Algebraic function over prime field to map numbers to a binary map

Question

I am working with a prime field $\operatorname{GF}(p)$ where the prime $p$ has the form $p=kn+1$ for some $n$ that is a power of $2$.

My question: is it possible to devise an algebraic function over such a field that would map a specific number to $1$ and all other numbers to $0$. For example, $f_{23}(x)$ would evaluate to $1$ for $x = 23$ and to $0$ for all other $x$.

Somewhat related: I can use the following function to map all odd numbers to $1$ and all even numbers to $0$:

$$ f_{odd}(x) = \frac{1 - r^x}{2} $$

where $r$ is the $2^{nd}$ root of unity.

Answer 1

By Fermat's little theorem $n^{p-1}\equiv1\pmod p$ whenever $p\nmid n$. This means that the polynomial $$ f_a(x)=1-(x-a)^{p-1} $$ takes the value $1$ at $x=a$, but $f(x)=0$ for all $x\in GF(p), x\neq a$.

A few remarks are in order

• The function has $p-1$ zeros, so no lower degree polynomial will do.
• It can easily be generalized to all finite fields.
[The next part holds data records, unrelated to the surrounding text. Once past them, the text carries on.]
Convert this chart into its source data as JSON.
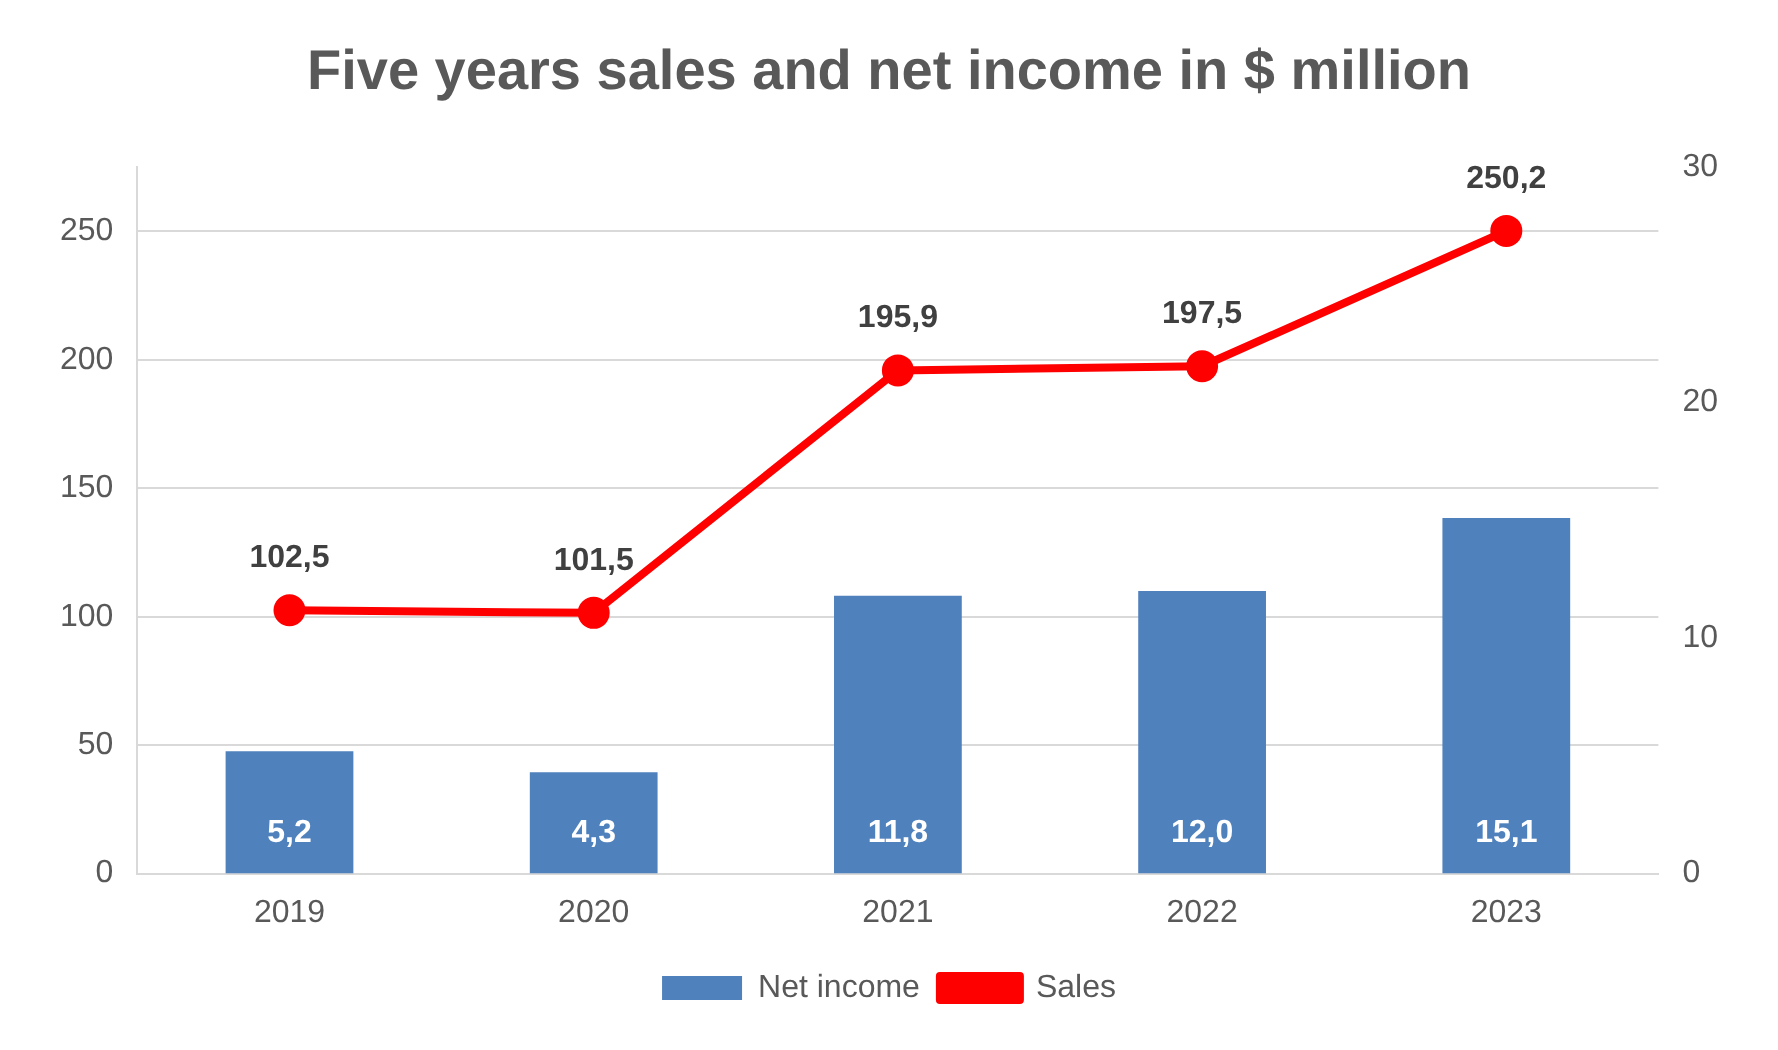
{
  "chart_data": {
    "type": "bar",
    "title": "Five years sales and net income in $ million",
    "categories": [
      "2019",
      "2020",
      "2021",
      "2022",
      "2023"
    ],
    "series": [
      {
        "name": "Net income",
        "axis": "y2",
        "color": "#4f81bd",
        "values": [
          5.2,
          4.3,
          11.8,
          12.0,
          15.1
        ],
        "value_labels": [
          "5,2",
          "4,3",
          "11,8",
          "12,0",
          "15,1"
        ]
      },
      {
        "name": "Sales",
        "type": "line",
        "color": "#ff0000",
        "marker": "circle",
        "values": [
          102.5,
          101.5,
          195.9,
          197.5,
          250.2
        ],
        "value_labels": [
          "102,5",
          "101,5",
          "195,9",
          "197,5",
          "250,2"
        ]
      }
    ],
    "ylim": [
      0,
      275
    ],
    "yticks": [
      0,
      50,
      100,
      150,
      200,
      250
    ],
    "y2lim": [
      0,
      30
    ],
    "y2ticks": [
      0,
      10,
      20,
      30
    ],
    "grid": "y",
    "legend": "bottom"
  }
}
To get the same result over $GF(q), q=p^n$, just use $q-1$ in the exponent.
• The same result can be achieved by Lagrange's interpolation formula. It is just that in the case of a finite field it is easier to use cyclicity of the multiplicative group.
• There is the obvious several variable variant $$f(x_1,x_2,\ldots,x_n)=\prod_{j=1}^n(1-(x_j-a_j)^{p-1})$$ that takes the value $1$ at the prescribed point $(x_1,x_2,\ldots,x_n)=(a_1,a_2,\ldots,a_n)$ and the value $0$ whenever $(x_1,x_2,\ldots,x_n)\neq(a_1,a_2,\ldots,a_n)$.